Com aquele luar lindo o mineiro vai para um buraco, sem
luz, buscar matéria preta. Que é o carvão.
K-M: Isso é formidável! Fernando Pessoa tem uma frase
conhecida que diz assim: “Pensar é estar doente dos
olhos”.25 Pois é a mesma idéia desse seu poema. Apenas
alguém que não consegue ver essa plena luz poderia buscar
na profundidade combustível para uma chama não
disponível. Somente alguém que tem a visão obstruída do
fenômeno em sua dinâmica de realidade-verdade pode
querer se lançar ao fundo de uma mina para,
paradoxalmente, se assegurar da luz. Nem é preciso grifar
que luz aqui é metáfora da própria verdade e do quanto a
atitude do mineiro faz pensar a metafísica.

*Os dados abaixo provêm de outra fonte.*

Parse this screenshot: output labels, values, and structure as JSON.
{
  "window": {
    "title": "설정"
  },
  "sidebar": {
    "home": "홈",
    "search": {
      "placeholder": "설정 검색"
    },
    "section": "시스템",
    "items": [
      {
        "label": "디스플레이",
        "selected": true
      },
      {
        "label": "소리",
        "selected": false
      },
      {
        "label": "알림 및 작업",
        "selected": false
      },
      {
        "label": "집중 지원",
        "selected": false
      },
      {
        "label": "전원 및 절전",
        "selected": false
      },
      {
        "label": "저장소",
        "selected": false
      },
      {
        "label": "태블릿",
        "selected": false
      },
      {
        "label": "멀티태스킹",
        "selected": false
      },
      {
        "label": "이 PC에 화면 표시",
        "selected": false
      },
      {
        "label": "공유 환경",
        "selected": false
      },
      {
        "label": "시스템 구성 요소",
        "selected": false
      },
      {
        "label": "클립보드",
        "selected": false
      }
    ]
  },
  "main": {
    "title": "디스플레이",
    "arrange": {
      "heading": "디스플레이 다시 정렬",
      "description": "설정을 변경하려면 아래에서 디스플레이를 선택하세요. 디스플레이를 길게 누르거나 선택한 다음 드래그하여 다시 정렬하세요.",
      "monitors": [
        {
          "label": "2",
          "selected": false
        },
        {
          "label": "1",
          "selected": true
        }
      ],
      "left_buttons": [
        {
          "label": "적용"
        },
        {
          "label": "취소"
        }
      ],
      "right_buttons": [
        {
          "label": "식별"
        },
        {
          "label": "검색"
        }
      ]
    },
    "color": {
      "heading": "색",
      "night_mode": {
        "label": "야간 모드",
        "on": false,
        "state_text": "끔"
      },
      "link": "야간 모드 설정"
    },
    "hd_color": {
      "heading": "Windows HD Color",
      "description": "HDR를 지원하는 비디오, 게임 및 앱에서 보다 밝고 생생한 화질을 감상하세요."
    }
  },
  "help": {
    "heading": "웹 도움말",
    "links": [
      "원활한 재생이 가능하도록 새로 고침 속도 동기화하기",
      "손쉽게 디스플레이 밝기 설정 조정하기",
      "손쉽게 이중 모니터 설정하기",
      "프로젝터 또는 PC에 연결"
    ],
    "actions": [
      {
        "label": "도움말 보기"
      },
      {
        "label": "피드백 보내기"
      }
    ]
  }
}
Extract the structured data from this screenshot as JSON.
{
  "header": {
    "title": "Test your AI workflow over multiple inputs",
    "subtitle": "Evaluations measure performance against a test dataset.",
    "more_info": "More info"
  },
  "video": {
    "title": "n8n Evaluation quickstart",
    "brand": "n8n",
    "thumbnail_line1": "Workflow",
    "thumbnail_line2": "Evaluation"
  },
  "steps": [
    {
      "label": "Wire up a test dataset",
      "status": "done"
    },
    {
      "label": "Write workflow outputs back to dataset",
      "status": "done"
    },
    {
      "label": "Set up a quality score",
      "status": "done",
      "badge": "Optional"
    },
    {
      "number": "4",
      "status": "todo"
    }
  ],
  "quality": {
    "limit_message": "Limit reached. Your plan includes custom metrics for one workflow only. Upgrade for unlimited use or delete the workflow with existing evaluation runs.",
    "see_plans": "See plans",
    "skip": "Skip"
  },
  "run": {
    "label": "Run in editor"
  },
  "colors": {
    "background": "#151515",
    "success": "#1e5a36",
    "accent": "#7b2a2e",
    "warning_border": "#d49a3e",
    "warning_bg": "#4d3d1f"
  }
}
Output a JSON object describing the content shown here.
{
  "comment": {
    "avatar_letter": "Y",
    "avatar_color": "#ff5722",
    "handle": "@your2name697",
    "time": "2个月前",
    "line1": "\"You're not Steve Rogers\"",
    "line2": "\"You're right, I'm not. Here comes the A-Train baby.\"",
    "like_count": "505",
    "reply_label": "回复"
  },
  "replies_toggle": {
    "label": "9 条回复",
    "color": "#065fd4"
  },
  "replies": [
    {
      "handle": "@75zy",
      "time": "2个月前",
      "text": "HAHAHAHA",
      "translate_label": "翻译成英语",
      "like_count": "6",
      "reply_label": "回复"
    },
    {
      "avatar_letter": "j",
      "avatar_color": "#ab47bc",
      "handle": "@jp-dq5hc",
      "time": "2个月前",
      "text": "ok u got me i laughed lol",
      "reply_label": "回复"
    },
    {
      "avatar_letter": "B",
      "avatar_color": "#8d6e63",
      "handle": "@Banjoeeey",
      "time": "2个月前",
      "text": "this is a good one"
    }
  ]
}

LAP: Também aquele meu poema do cego pode ser lembrado
aqui.
O cego pergunta:
Como é o luar? E a jovem
Beija-o na fronte.
K-M: Sim, pois não deixa de ser uma cegueira. Como naquele
comentário chistoso do Voltaire (que só conheço citado
pelo Guimarães Rosa)26 que diz que a metafísica é “... um
cego, com os olhos vendados, num quarto escuro,
procurando um gato preto... que não está lá” (risos). Isso
tudo para concluir que o haicai não é uma poesia de
profundidade. Ele não quer uma reflexão aprofundada.
Ela quer se manter na superfície mesmo, o que não quer
dizer que deixa de assinalar algo de transcendente.
LAP: Sim. O que há de essencial no haicai habita a superfície.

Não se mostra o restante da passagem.